You are viewing a plain text version of this content. The canonical link for it is here.
Posted to user@spark.apache.org by Victor Tso-Guillen <vt...@paxata.com> on 2014/09/12 02:00:27 UTC

Backwards RDD

Iterating an RDD gives you each partition in order of their split index.
I'd like to be able to get each partition in reverse order, but I'm having
difficultly implementing the compute() method. I thought I could do
something like this:

  override def getDependencies: Seq[Dependency[_]] = {
    Seq(new NarrowDependency[T](prev) {
      def getParents(partitionId: Int): Seq[Int] = {
        Seq(prev.partitions.size - partitionId - 1)
      }
    })
  }

  override def compute(split: Partition, context: TaskContext): Iterator[T]
= {
    firstParent[T].iterator(split, context).toArray.reverseIterator
  }

But that doesn't work. How do I get one split to depend on exactly one
split from the parent that does not match indices?

Re: Backwards RDD

Posted by Victor Tso-Guillen <vt...@paxata.com>.
I'm now making the Backwards RDD take the previous RDD's partitions and
then using those to iterate. Passes my test. Is it kosher?

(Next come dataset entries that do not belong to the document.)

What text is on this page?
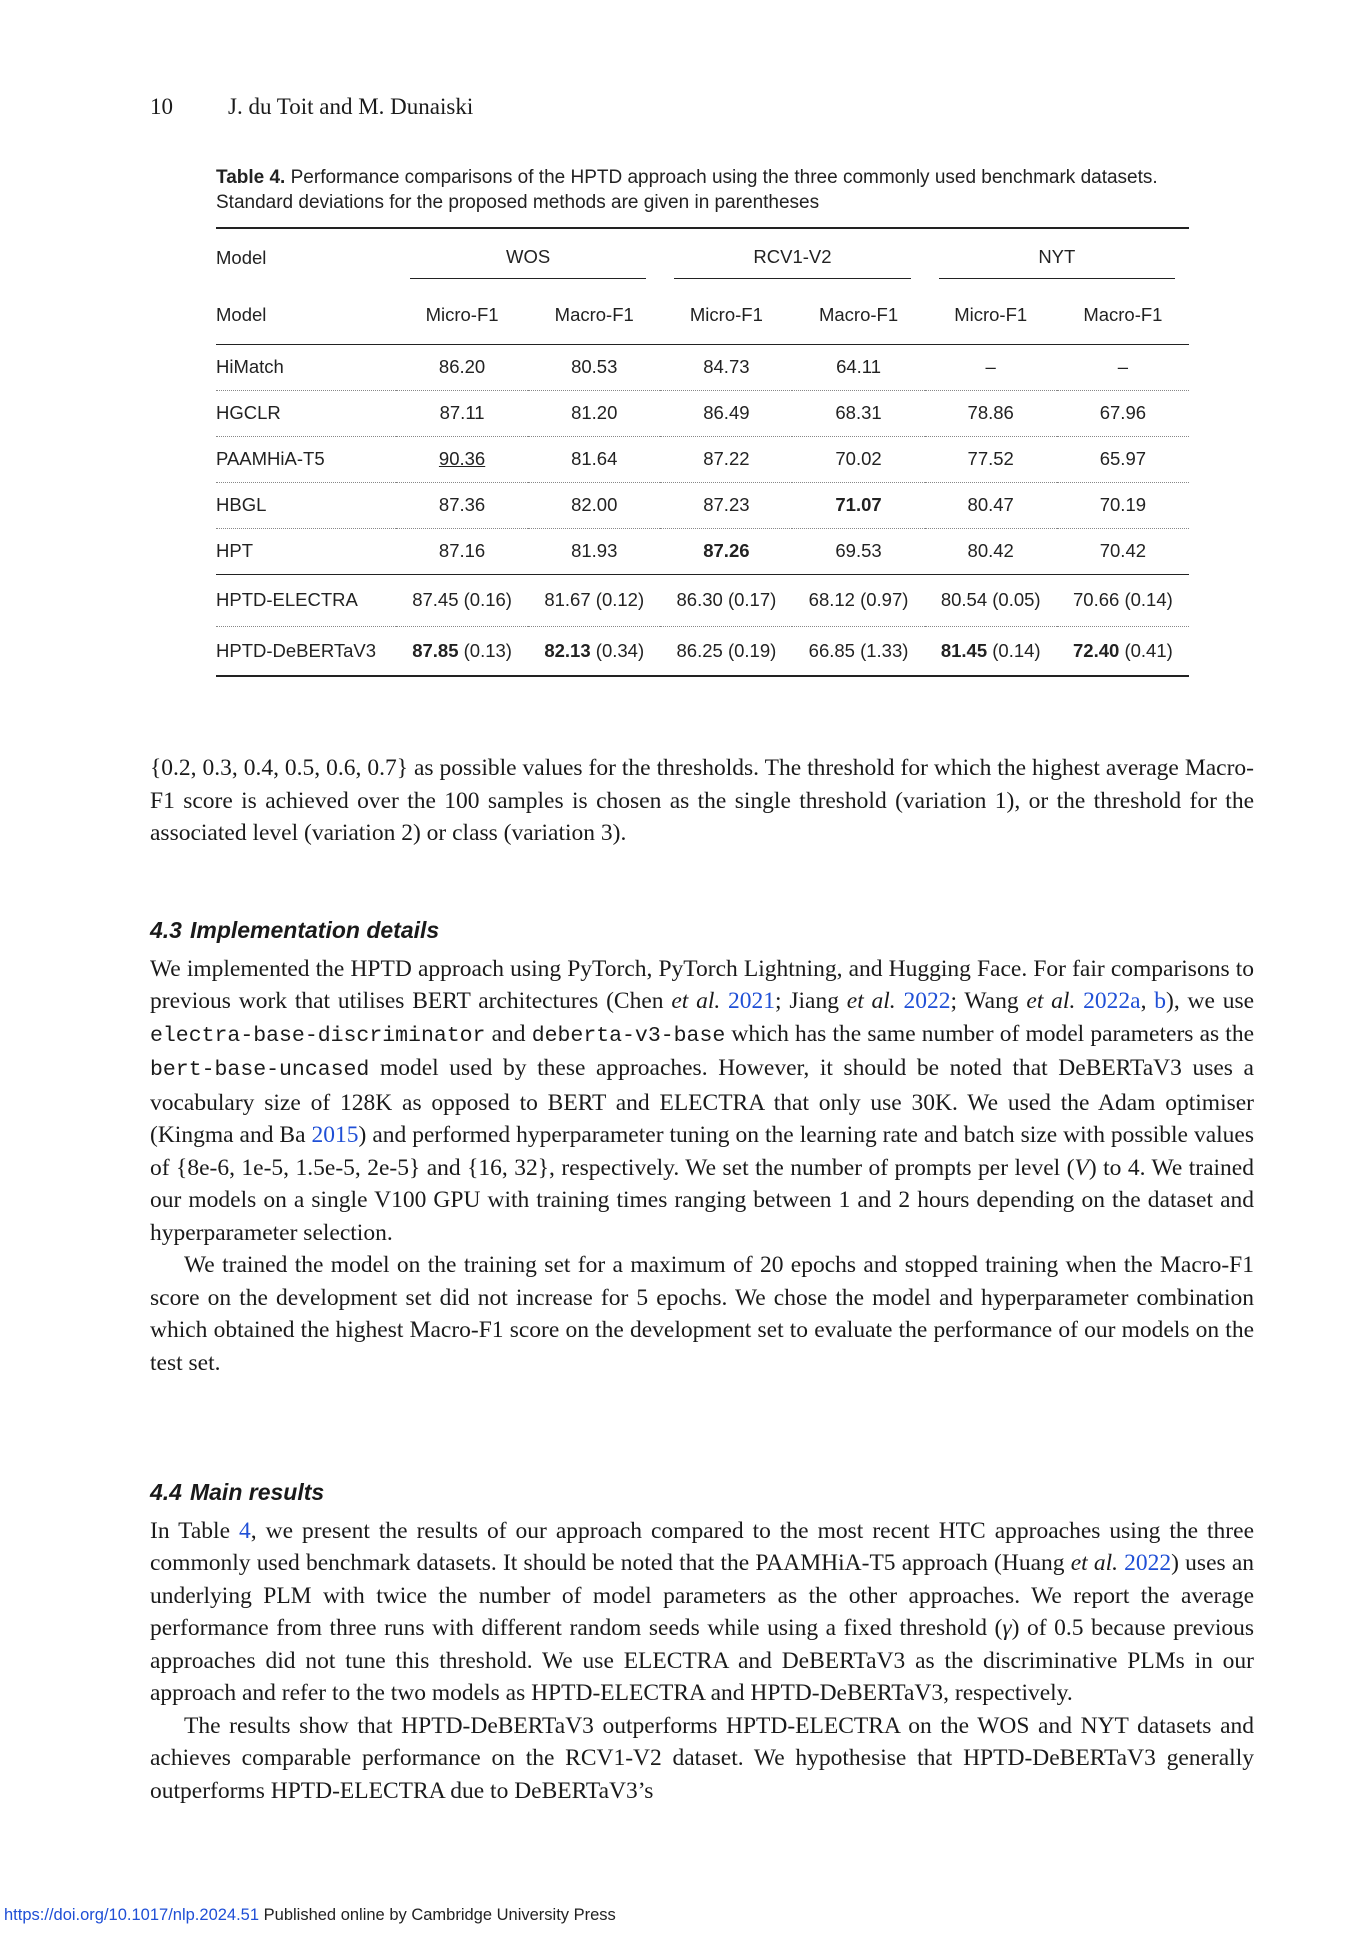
10 J. du Toit and M. Dunaiski
Table 4. Performance comparisons of the HPTD approach using the three commonly used benchmark datasets. Standard deviations for the proposed methods are given in parentheses
Model	WOS		RCV1-V2		NYT	

Model	Micro-F1	Macro-F1	Micro-F1	Macro-F1	Micro-F1	Macro-F1
HiMatch	86.20	80.53	84.73	64.11	–	–
HGCLR	87.11	81.20	86.49	68.31	78.86	67.96
PAAMHiA-T5	90.36	81.64	87.22	70.02	77.52	65.97
HBGL	87.36	82.00	87.23	71.07	80.47	70.19
HPT	87.16	81.93	87.26	69.53	80.42	70.42
HPTD-ELECTRA	87.45 (0.16)	81.67 (0.12)	86.30 (0.17)	68.12 (0.97)	80.54 (0.05)	70.66 (0.14)
HPTD-DeBERTaV3	87.85 (0.13)	82.13 (0.34)	86.25 (0.19)	66.85 (1.33)	81.45 (0.14)	72.40 (0.41)

{0.2, 0.3, 0.4, 0.5, 0.6, 0.7} as possible values for the thresholds. The threshold for which the highest average Macro-F1 score is achieved over the 100 samples is chosen as the single threshold (variation 1), or the threshold for the associated level (variation 2) or class (variation 3).

4.3 Implementation details

We implemented the HPTD approach using PyTorch, PyTorch Lightning, and Hugging Face. For fair comparisons to previous work that utilises BERT architectures (Chen et al. 2021; Jiang et al. 2022; Wang et al. 2022a, b), we use electra-base-discriminator and deberta-v3-base which has the same number of model parameters as the bert-base-uncased model used by these approaches. However, it should be noted that DeBERTaV3 uses a vocabulary size of 128K as opposed to BERT and ELECTRA that only use 30K. We used the Adam optimiser (Kingma and Ba 2015) and performed hyperparameter tuning on the learning rate and batch size with possible values of {8e-6, 1e-5, 1.5e-5, 2e-5} and {16, 32}, respectively. We set the number of prompts per level (V) to 4. We trained our models on a single V100 GPU with training times ranging between 1 and 2 hours depending on the dataset and hyperparameter selection.

We trained the model on the training set for a maximum of 20 epochs and stopped training when the Macro-F1 score on the development set did not increase for 5 epochs. We chose the model and hyperparameter combination which obtained the highest Macro-F1 score on the development set to evaluate the performance of our models on the test set.

4.4 Main results

In Table 4, we present the results of our approach compared to the most recent HTC approaches using the three commonly used benchmark datasets. It should be noted that the PAAMHiA-T5 approach (Huang et al. 2022) uses an underlying PLM with twice the number of model parameters as the other approaches. We report the average performance from three runs with different random seeds while using a fixed threshold (γ) of 0.5 because previous approaches did not tune this threshold. We use ELECTRA and DeBERTaV3 as the discriminative PLMs in our approach and refer to the two models as HPTD-ELECTRA and HPTD-DeBERTaV3, respectively.

The results show that HPTD-DeBERTaV3 outperforms HPTD-ELECTRA on the WOS and NYT datasets and achieves comparable performance on the RCV1-V2 dataset. We hypothesise that HPTD-DeBERTaV3 generally outperforms HPTD-ELECTRA due to DeBERTaV3’s

https://doi.org/10.1017/nlp.2024.51 Published online by Cambridge University Press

On Thu, Sep 11, 2014 at 5:00 PM, Victor Tso-Guillen <vt...@paxata.com> wrote:

> Iterating an RDD gives you each partition in order of their split index.
> I'd like to be able to get each partition in reverse order, but I'm having
> difficultly implementing the compute() method. I thought I could do
> something like this:
>
>   override def getDependencies: Seq[Dependency[_]] = {
>     Seq(new NarrowDependency[T](prev) {
>       def getParents(partitionId: Int): Seq[Int] = {
>         Seq(prev.partitions.size - partitionId - 1)
>       }
>     })
>   }
>
>   override def compute(split: Partition, context: TaskContext):
> Iterator[T] = {
>     firstParent[T].iterator(split, context).toArray.reverseIterator
>   }
>
> But that doesn't work. How do I get one split to depend on exactly one
> split from the parent that does not match indices?
>